After a petition filed by Mazier for a voluntary surrender of property, but before the meeting of his creditors and the appointment of a definitive syndic, some of Mazier’s creditors instituted this suit, charging him with concealment of property and illegal preferences. The petition sets out in detail the frauds complained of, and concludes by a prayer, that all the creditors named as implicated with Mazier in the several frauds and illegal preferences mentioned, be made parties defendant and cited to answer; that the insolvent debtor, Hypolite Mazier, 'be arrested, &c.; and that the several payments and sales made by Mazier to the other defendants, be annulled and avoided, <fcc.
An order of arrest issued against Mazier, and citations to the other defendants.

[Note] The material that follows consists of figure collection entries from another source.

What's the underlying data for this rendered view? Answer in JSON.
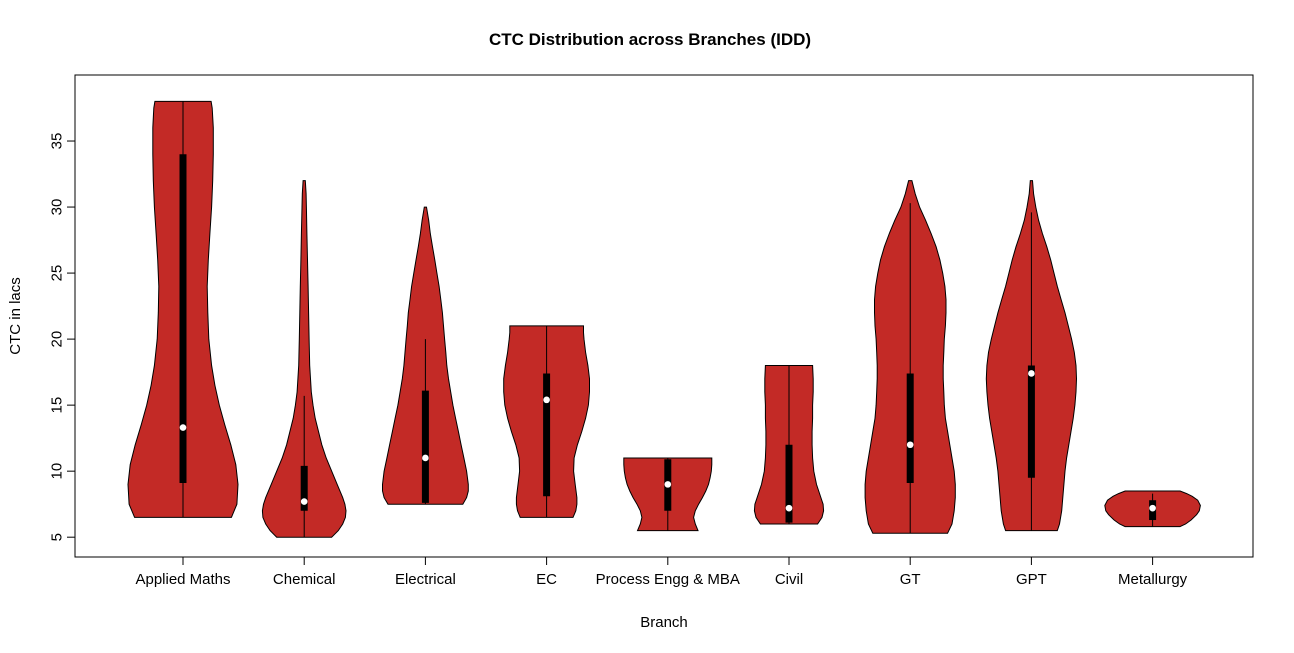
{
  "page": {
    "background": "#ffffff"
  },
  "chart_data": {
    "type": "violin",
    "title": "CTC Distribution across Branches (IDD)",
    "xlabel": "Branch",
    "ylabel": "CTC in lacs",
    "ylim": [
      3.5,
      40
    ],
    "yticks": [
      5,
      10,
      15,
      20,
      25,
      30,
      35
    ],
    "grid": false,
    "legend": "none",
    "violin_fill": "#C32A26",
    "violin_stroke": "#000000",
    "box_color": "#000000",
    "median_color": "#ffffff",
    "categories": [
      "Applied Maths",
      "Chemical",
      "Electrical",
      "EC",
      "Process Engg & MBA",
      "Civil",
      "GT",
      "GPT",
      "Metallurgy"
    ],
    "series": [
      {
        "name": "Applied Maths",
        "median": 13.3,
        "q1": 9.1,
        "q3": 34.0,
        "whisker_low": 6.5,
        "whisker_high": 38.0,
        "profile": [
          [
            6.5,
            0.88
          ],
          [
            7.5,
            0.98
          ],
          [
            9,
            1.0
          ],
          [
            10.5,
            0.96
          ],
          [
            12,
            0.87
          ],
          [
            13.5,
            0.76
          ],
          [
            15,
            0.66
          ],
          [
            16.5,
            0.58
          ],
          [
            18,
            0.52
          ],
          [
            20,
            0.47
          ],
          [
            22,
            0.45
          ],
          [
            24,
            0.44
          ],
          [
            26,
            0.46
          ],
          [
            28,
            0.49
          ],
          [
            30,
            0.52
          ],
          [
            32,
            0.54
          ],
          [
            34,
            0.55
          ],
          [
            36,
            0.55
          ],
          [
            37.5,
            0.53
          ],
          [
            38,
            0.51
          ]
        ]
      },
      {
        "name": "Chemical",
        "median": 7.7,
        "q1": 7.0,
        "q3": 10.4,
        "whisker_low": 5.0,
        "whisker_high": 15.7,
        "profile": [
          [
            5,
            0.5
          ],
          [
            5.5,
            0.62
          ],
          [
            6,
            0.7
          ],
          [
            6.5,
            0.75
          ],
          [
            7,
            0.76
          ],
          [
            7.5,
            0.74
          ],
          [
            8,
            0.7
          ],
          [
            9,
            0.6
          ],
          [
            10,
            0.5
          ],
          [
            11,
            0.4
          ],
          [
            12,
            0.32
          ],
          [
            13,
            0.26
          ],
          [
            14,
            0.2
          ],
          [
            15,
            0.16
          ],
          [
            16,
            0.13
          ],
          [
            18,
            0.1
          ],
          [
            20,
            0.09
          ],
          [
            22,
            0.08
          ],
          [
            24,
            0.07
          ],
          [
            26,
            0.06
          ],
          [
            28,
            0.05
          ],
          [
            30,
            0.04
          ],
          [
            31,
            0.035
          ],
          [
            32,
            0.02
          ]
        ]
      },
      {
        "name": "Electrical",
        "median": 11.0,
        "q1": 7.6,
        "q3": 16.1,
        "whisker_low": 7.5,
        "whisker_high": 20.0,
        "profile": [
          [
            7.5,
            0.68
          ],
          [
            8,
            0.75
          ],
          [
            8.5,
            0.78
          ],
          [
            9,
            0.78
          ],
          [
            10,
            0.75
          ],
          [
            11,
            0.7
          ],
          [
            12,
            0.65
          ],
          [
            13,
            0.6
          ],
          [
            14,
            0.55
          ],
          [
            15,
            0.5
          ],
          [
            16,
            0.46
          ],
          [
            17,
            0.42
          ],
          [
            18,
            0.39
          ],
          [
            19,
            0.37
          ],
          [
            20,
            0.35
          ],
          [
            21,
            0.33
          ],
          [
            22,
            0.31
          ],
          [
            23,
            0.28
          ],
          [
            24,
            0.25
          ],
          [
            25,
            0.21
          ],
          [
            26,
            0.17
          ],
          [
            27,
            0.13
          ],
          [
            28,
            0.09
          ],
          [
            29,
            0.06
          ],
          [
            30,
            0.02
          ]
        ]
      },
      {
        "name": "EC",
        "median": 15.4,
        "q1": 8.1,
        "q3": 17.4,
        "whisker_low": 6.5,
        "whisker_high": 21.0,
        "profile": [
          [
            6.5,
            0.48
          ],
          [
            7,
            0.53
          ],
          [
            7.5,
            0.55
          ],
          [
            8,
            0.55
          ],
          [
            9,
            0.52
          ],
          [
            10,
            0.49
          ],
          [
            11,
            0.5
          ],
          [
            12,
            0.56
          ],
          [
            13,
            0.64
          ],
          [
            14,
            0.71
          ],
          [
            15,
            0.76
          ],
          [
            16,
            0.78
          ],
          [
            17,
            0.78
          ],
          [
            18,
            0.75
          ],
          [
            19,
            0.71
          ],
          [
            20,
            0.68
          ],
          [
            20.5,
            0.67
          ],
          [
            21,
            0.67
          ]
        ]
      },
      {
        "name": "Process Engg & MBA",
        "median": 9.0,
        "q1": 7.0,
        "q3": 10.9,
        "whisker_low": 5.5,
        "whisker_high": 11.0,
        "profile": [
          [
            5.5,
            0.55
          ],
          [
            6,
            0.5
          ],
          [
            6.5,
            0.47
          ],
          [
            7,
            0.5
          ],
          [
            7.5,
            0.56
          ],
          [
            8,
            0.63
          ],
          [
            8.5,
            0.69
          ],
          [
            9,
            0.74
          ],
          [
            9.5,
            0.77
          ],
          [
            10,
            0.79
          ],
          [
            10.5,
            0.8
          ],
          [
            11,
            0.8
          ]
        ]
      },
      {
        "name": "Civil",
        "median": 7.2,
        "q1": 6.1,
        "q3": 12.0,
        "whisker_low": 6.0,
        "whisker_high": 18.0,
        "profile": [
          [
            6,
            0.52
          ],
          [
            6.5,
            0.6
          ],
          [
            7,
            0.63
          ],
          [
            7.5,
            0.62
          ],
          [
            8,
            0.58
          ],
          [
            8.5,
            0.54
          ],
          [
            9,
            0.5
          ],
          [
            10,
            0.45
          ],
          [
            11,
            0.43
          ],
          [
            12,
            0.42
          ],
          [
            13,
            0.42
          ],
          [
            14,
            0.43
          ],
          [
            15,
            0.43
          ],
          [
            16,
            0.44
          ],
          [
            17,
            0.44
          ],
          [
            18,
            0.43
          ]
        ]
      },
      {
        "name": "GT",
        "median": 12.0,
        "q1": 9.1,
        "q3": 17.4,
        "whisker_low": 5.3,
        "whisker_high": 30.3,
        "profile": [
          [
            5.3,
            0.68
          ],
          [
            6,
            0.76
          ],
          [
            7,
            0.8
          ],
          [
            8,
            0.82
          ],
          [
            9,
            0.82
          ],
          [
            10,
            0.8
          ],
          [
            11,
            0.76
          ],
          [
            12,
            0.72
          ],
          [
            13,
            0.68
          ],
          [
            14,
            0.64
          ],
          [
            15,
            0.62
          ],
          [
            16,
            0.61
          ],
          [
            17,
            0.6
          ],
          [
            18,
            0.6
          ],
          [
            19,
            0.61
          ],
          [
            20,
            0.62
          ],
          [
            21,
            0.64
          ],
          [
            22,
            0.65
          ],
          [
            23,
            0.65
          ],
          [
            24,
            0.63
          ],
          [
            25,
            0.59
          ],
          [
            26,
            0.54
          ],
          [
            27,
            0.47
          ],
          [
            28,
            0.38
          ],
          [
            29,
            0.28
          ],
          [
            30,
            0.17
          ],
          [
            31,
            0.09
          ],
          [
            32,
            0.03
          ]
        ]
      },
      {
        "name": "GPT",
        "median": 17.4,
        "q1": 9.5,
        "q3": 18.0,
        "whisker_low": 5.5,
        "whisker_high": 29.6,
        "profile": [
          [
            5.5,
            0.47
          ],
          [
            6,
            0.51
          ],
          [
            7,
            0.55
          ],
          [
            8,
            0.57
          ],
          [
            9,
            0.59
          ],
          [
            10,
            0.61
          ],
          [
            11,
            0.64
          ],
          [
            12,
            0.68
          ],
          [
            13,
            0.72
          ],
          [
            14,
            0.76
          ],
          [
            15,
            0.79
          ],
          [
            16,
            0.81
          ],
          [
            17,
            0.82
          ],
          [
            18,
            0.81
          ],
          [
            19,
            0.78
          ],
          [
            20,
            0.73
          ],
          [
            21,
            0.67
          ],
          [
            22,
            0.61
          ],
          [
            23,
            0.54
          ],
          [
            24,
            0.47
          ],
          [
            25,
            0.41
          ],
          [
            26,
            0.35
          ],
          [
            27,
            0.28
          ],
          [
            28,
            0.2
          ],
          [
            29,
            0.13
          ],
          [
            30,
            0.08
          ],
          [
            31,
            0.04
          ],
          [
            32,
            0.02
          ]
        ]
      },
      {
        "name": "Metallurgy",
        "median": 7.2,
        "q1": 6.3,
        "q3": 7.8,
        "whisker_low": 5.8,
        "whisker_high": 8.3,
        "profile": [
          [
            5.8,
            0.5
          ],
          [
            6,
            0.6
          ],
          [
            6.3,
            0.7
          ],
          [
            6.7,
            0.8
          ],
          [
            7,
            0.85
          ],
          [
            7.4,
            0.87
          ],
          [
            7.8,
            0.82
          ],
          [
            8.1,
            0.72
          ],
          [
            8.3,
            0.62
          ],
          [
            8.5,
            0.5
          ]
        ]
      }
    ]
  }
}
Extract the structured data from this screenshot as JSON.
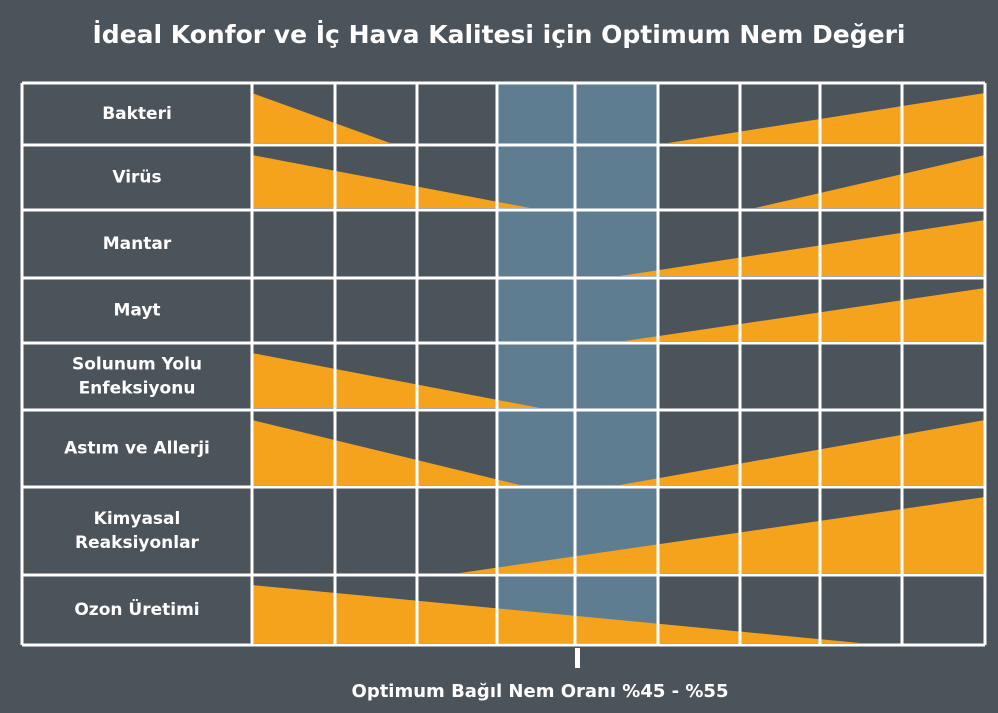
{
  "title": "İdeal Konfor ve İç Hava Kalitesi için Optimum Nem Değeri",
  "rows": [
    {
      "lines": [
        "Bakteri"
      ]
    },
    {
      "lines": [
        "Virüs"
      ]
    },
    {
      "lines": [
        "Mantar"
      ]
    },
    {
      "lines": [
        "Mayt"
      ]
    },
    {
      "lines": [
        "Solunum Yolu",
        "Enfeksiyonu"
      ]
    },
    {
      "lines": [
        "Astım ve Allerji"
      ]
    },
    {
      "lines": [
        "Kimyasal",
        "Reaksiyonlar"
      ]
    },
    {
      "lines": [
        "Ozon Üretimi"
      ]
    }
  ],
  "footer": "Optimum Bağıl Nem Oranı %45 - %55"
}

As soon as a definitive syndic had been appointed, and before issue joined, the syndic, Cleophas Lagarde intervened in the suit, with leave of the court, adopting the allegations and joining in the prayer of the petition. A default was subsequently taken on motion of plaintiff's counsel, against those creditors who had been served with citation. After this default taken, those creditors filed various exceptions to the original petition and petition in intervention ; of which exceptions, only two require notice.
The first is, that after the cession of property is made by an insolvent, and an order granted staying proceedings, the syndic appointed by the creditors is alone authorized to institute such an action as this.
And the other exception is, that the intervention of the syndic discloses no cause of action, and has not been served upon the defendants.
The first named of these exceptions is based upon the Article 1965 of the Civil Code, which provides, that the action to annul a contract made in fraud of the ■rights of creditors, is to be exercised by the representative of the creditors, when there has been a cession of property. If this were still the law, the irregularity in the institution of the action would have been cured by the intervention of the syndic and his adoption of the allegations of the petition; especially as that intervention was made before any exception taken.
But the law on this subject has been changed by the Act of 1855. The 22d and 24th sections of that Act (Session Acts, p. 436 ; Revised Statutes, pp. 256, 257), are copied from the 11th and 13th sections of the Act of 1840 (Bullard & Curry, 474, 475), and authorized in express terms the institution of a suit like this by ah individual creditor, after the cession of property. See section 21, p. 435 of the Sesión Acts of 1855 and p. 256 of Phillips’ Revised Statutes. And upon this point a radical change of legislation must be specially noticed. The change is found in Article 21st of the Act of 1855, which is identical with the 10th section of the Act of 1840, (Bullard & Curry, 474,) with the exception that the Act of 1840 applies to debtors who have not voluntarily surrendered their property; while the Act of 1855 applies to debtors who have surrendered their property. The cases in 3d Louisiana, 461, and 4th An. 365, which were decisions previous to the Act of 1855, are therefore no longer to be viewed as authority upon this point of practice.
The other exception, so far as it regards the want of sufficient precision or detail in the petition of intervention of the syndic, is not tenable. The syndic therein "adopting all the allegations of the petition herein filed, prays judgment against the defendants as prayed for in the original petition, and for general relief.” Now, the defendants who except, cannot pretend ignorance of the allegations of the original petitiou which the record shows had been served upon them. But it is ex*149cepted, that the intervention has not been served upon the defendants, who except. This portion of the exception can lead to no result, considering' that the exception to the vagueness of the intervention, shows that exceptors have seen and taken cognizance of its contents. Even granting that, under Article 393 of the Code of Practice, defendants are entitled to have the intervention served upon them, what is the legal consequence ? Why, assuredly, only that they are not obliged to answer the intervention until it is served upon them. But no default had been asked for against these defendants upon the intervention, only upon the original petition. Evidently, the plea of want of service of the intervention, is nothing but a dilatory exception, not at all a ground for putting the intervention out of court. We think the defendants have waived service of the intervention, by pleading, as they have done, to its vagueness and insufficiency. ’ ,
The judgment of the District Court is, therefore, reversed; the exceptions filed by the defendants overruled; and the cause remanded, to be proceeded in according to law ; defendants and appellees paying costs of appeal.